Australian scientists urge caution over latest BPA study
- February 27, 2013
- Sophie Langley
Australian scientists have urged caution in interpreting the results of a new study that suggests a chemical used in food packaging may disrupt the development of young brains and be linked to autism.
Researchers at the Duke University Medical Centre in North Carolina found that bisphenol A, more commonly known as BPA, affects the growth of a gene in rats that is involved in the development of the nerve cells in the brain and spine.
These results in rats suggest that BPA might have similar affects on human brains, particularly those of babies and children. The results of the study suggested that female brains might be even more susceptible to damage than male brains.
BPA is sometimes used in plastic food packaging and bottled water.

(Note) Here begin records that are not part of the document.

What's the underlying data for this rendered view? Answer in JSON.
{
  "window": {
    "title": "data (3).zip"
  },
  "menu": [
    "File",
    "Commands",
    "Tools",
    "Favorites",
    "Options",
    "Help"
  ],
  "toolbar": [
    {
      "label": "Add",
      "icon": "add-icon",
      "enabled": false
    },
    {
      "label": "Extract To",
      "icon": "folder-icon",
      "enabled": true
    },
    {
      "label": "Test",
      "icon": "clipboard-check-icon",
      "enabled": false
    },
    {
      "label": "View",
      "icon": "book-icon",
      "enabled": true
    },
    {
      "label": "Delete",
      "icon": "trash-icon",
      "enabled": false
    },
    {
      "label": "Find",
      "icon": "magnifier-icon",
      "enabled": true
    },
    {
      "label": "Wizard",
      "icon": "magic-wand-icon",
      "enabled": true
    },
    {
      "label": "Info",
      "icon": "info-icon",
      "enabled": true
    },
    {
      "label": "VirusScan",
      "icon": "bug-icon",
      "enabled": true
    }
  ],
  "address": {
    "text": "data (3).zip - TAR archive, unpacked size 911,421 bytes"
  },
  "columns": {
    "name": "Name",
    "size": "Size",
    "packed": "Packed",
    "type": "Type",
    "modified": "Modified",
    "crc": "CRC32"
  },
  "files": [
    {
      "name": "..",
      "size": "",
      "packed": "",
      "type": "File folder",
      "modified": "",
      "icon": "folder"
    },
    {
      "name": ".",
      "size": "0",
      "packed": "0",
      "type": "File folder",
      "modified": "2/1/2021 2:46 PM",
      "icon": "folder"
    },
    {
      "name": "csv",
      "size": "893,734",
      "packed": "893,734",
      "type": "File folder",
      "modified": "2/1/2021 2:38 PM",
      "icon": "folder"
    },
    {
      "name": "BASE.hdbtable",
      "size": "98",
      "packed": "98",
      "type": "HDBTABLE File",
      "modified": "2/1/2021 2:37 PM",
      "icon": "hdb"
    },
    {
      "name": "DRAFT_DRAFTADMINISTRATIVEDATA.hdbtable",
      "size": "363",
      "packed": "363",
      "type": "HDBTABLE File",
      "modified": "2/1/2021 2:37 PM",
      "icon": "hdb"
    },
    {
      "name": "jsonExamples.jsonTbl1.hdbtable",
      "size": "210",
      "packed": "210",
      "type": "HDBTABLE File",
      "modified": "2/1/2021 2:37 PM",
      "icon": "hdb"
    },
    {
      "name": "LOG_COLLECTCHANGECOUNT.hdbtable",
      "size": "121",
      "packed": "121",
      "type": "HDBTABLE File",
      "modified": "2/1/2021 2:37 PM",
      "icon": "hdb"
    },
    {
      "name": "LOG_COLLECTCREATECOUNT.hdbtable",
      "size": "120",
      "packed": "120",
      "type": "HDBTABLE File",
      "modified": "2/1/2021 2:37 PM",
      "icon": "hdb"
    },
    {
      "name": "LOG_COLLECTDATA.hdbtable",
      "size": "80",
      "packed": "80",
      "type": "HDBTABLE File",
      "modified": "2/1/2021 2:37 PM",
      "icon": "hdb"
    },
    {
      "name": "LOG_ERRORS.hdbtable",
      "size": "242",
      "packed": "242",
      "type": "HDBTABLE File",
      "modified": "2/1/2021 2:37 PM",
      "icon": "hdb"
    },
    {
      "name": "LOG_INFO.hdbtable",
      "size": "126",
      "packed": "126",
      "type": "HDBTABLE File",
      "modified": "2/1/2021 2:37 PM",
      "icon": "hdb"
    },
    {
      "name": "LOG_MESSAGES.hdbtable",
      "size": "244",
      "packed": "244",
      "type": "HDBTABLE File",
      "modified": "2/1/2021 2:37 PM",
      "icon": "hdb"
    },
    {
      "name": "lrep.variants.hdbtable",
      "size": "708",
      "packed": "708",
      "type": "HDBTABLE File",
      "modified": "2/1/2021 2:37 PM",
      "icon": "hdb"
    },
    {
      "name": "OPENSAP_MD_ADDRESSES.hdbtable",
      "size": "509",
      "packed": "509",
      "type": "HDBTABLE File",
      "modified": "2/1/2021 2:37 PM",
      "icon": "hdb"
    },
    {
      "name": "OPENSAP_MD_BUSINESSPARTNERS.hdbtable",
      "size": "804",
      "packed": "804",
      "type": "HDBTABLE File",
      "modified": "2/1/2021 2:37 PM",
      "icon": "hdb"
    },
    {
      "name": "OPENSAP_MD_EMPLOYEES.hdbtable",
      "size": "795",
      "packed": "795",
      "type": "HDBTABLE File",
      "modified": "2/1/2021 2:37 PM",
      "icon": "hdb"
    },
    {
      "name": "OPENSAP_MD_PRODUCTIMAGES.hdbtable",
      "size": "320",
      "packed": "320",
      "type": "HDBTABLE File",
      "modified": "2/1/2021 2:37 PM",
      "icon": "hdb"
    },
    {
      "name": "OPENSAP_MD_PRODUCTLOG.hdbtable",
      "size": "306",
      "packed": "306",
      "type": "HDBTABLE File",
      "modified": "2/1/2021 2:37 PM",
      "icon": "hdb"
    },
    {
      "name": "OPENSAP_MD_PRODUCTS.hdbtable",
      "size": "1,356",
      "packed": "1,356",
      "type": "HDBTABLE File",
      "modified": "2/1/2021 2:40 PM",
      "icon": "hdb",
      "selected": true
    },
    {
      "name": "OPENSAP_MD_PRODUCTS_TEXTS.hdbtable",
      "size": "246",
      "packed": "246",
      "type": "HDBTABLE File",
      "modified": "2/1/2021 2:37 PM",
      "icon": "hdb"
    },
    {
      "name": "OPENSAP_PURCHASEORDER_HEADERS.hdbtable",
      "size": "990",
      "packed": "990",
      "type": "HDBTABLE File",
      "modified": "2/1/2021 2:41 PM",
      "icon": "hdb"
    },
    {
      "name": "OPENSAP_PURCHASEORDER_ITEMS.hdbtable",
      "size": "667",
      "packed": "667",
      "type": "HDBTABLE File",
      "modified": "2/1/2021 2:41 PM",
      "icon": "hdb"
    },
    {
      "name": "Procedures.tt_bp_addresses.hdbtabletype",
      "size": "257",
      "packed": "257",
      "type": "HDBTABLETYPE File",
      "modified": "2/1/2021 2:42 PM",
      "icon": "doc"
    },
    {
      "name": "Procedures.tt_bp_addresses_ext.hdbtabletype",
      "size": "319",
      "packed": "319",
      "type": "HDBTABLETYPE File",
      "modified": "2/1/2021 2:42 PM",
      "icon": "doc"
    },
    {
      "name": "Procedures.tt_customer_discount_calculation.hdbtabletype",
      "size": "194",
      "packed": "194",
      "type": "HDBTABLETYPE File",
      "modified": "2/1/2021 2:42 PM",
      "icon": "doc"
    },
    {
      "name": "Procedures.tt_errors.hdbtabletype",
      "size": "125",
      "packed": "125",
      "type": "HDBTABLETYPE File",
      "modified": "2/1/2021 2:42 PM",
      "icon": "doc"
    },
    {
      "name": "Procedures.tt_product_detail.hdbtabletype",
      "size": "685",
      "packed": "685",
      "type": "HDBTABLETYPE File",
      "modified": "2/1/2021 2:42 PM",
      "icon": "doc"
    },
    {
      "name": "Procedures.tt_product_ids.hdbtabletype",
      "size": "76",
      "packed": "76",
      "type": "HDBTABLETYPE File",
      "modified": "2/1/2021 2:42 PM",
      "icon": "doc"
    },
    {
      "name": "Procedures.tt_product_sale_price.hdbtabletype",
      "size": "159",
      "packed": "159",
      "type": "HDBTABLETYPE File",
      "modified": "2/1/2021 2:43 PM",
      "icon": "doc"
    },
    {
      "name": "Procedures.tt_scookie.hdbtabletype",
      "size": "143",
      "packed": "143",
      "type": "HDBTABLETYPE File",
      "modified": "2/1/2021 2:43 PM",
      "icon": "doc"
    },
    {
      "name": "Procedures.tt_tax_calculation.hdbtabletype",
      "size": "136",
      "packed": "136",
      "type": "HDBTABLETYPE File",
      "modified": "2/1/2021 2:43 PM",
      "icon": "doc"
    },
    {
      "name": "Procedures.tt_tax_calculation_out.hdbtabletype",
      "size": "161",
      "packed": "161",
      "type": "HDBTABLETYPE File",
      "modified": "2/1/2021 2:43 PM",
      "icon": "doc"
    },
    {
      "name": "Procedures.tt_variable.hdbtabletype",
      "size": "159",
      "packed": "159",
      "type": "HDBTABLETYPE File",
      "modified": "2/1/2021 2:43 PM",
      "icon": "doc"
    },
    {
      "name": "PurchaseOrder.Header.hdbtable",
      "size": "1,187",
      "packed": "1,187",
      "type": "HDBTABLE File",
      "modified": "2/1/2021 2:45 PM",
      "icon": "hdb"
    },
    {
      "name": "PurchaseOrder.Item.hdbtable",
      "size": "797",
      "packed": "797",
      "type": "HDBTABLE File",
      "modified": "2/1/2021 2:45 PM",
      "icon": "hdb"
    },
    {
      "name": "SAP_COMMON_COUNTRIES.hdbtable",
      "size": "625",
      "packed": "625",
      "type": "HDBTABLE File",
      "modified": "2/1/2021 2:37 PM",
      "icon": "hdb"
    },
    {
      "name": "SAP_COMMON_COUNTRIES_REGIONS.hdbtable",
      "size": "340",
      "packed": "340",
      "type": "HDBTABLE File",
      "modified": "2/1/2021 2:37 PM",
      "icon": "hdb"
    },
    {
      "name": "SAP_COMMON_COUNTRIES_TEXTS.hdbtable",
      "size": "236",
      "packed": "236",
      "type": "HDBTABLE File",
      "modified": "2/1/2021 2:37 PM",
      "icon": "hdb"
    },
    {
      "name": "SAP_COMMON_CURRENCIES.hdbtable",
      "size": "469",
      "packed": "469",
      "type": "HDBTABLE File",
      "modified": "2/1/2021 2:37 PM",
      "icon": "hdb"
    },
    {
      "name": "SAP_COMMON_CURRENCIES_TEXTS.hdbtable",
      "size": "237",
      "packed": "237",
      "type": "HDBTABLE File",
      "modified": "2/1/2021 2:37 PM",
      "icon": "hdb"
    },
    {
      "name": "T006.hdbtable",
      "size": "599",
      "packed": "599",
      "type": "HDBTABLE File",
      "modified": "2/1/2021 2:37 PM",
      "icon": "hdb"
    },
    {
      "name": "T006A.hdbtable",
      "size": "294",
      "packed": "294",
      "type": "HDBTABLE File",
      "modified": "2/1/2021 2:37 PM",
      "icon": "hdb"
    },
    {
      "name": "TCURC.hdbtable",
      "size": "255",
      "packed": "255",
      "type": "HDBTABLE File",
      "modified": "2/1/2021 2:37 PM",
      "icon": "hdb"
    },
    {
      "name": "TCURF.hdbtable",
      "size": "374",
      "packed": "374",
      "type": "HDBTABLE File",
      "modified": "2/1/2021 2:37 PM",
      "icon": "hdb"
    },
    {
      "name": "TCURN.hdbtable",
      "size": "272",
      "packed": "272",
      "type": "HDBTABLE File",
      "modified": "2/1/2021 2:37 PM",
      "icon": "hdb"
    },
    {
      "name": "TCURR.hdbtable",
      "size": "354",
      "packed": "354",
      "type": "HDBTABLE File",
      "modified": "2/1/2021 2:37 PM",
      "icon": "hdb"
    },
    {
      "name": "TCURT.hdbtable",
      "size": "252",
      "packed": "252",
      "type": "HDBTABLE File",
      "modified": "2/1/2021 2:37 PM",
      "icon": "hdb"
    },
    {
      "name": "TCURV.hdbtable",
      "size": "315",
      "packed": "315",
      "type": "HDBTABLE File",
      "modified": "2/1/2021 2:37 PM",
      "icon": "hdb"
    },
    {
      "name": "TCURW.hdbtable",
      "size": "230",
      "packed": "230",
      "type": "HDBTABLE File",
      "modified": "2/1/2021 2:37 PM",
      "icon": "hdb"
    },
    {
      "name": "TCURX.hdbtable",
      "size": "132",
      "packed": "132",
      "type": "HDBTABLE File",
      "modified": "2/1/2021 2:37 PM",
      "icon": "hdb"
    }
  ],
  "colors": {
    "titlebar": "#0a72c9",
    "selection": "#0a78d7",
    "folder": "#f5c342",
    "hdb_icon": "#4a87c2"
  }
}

The chemical can be ingested if it seeps into the contents of food and beverage containers.
“Our study found that BPA may impair the development of the central nervous system, and raises the question as to whether exposure could predispose animals and humans to neurodevelopmental disorders,” said lead author Wolfgang Liedtke, associate professor of medicine, neurology and neurobiology at Duke.
But Australian scientists say the results are still inconclusive.
“There are a number of health outcomes, which have been linked to BPA exposure, including anxiety and ADHD,” said Emeritus Professor Michael Moore, a toxicologist and former director of the National Research Centre for Environmental Toxicology at the University of Queensland. “However these largely been associated with animal studies and may not necessarily relate to human outcomes.”
Professor Andrew Bartholomaeus, Adjunct Professor of Toxicology and Pharmacy at the University of Canberra agrees, saying that BPA consumed in food or drink is usually completely metabolized before it enters the bloodstream, meaning that the body’s cells are not exposed to the chemical.
BPA has a contentious history, with several other studies linking BPA to health problems in animals and humans.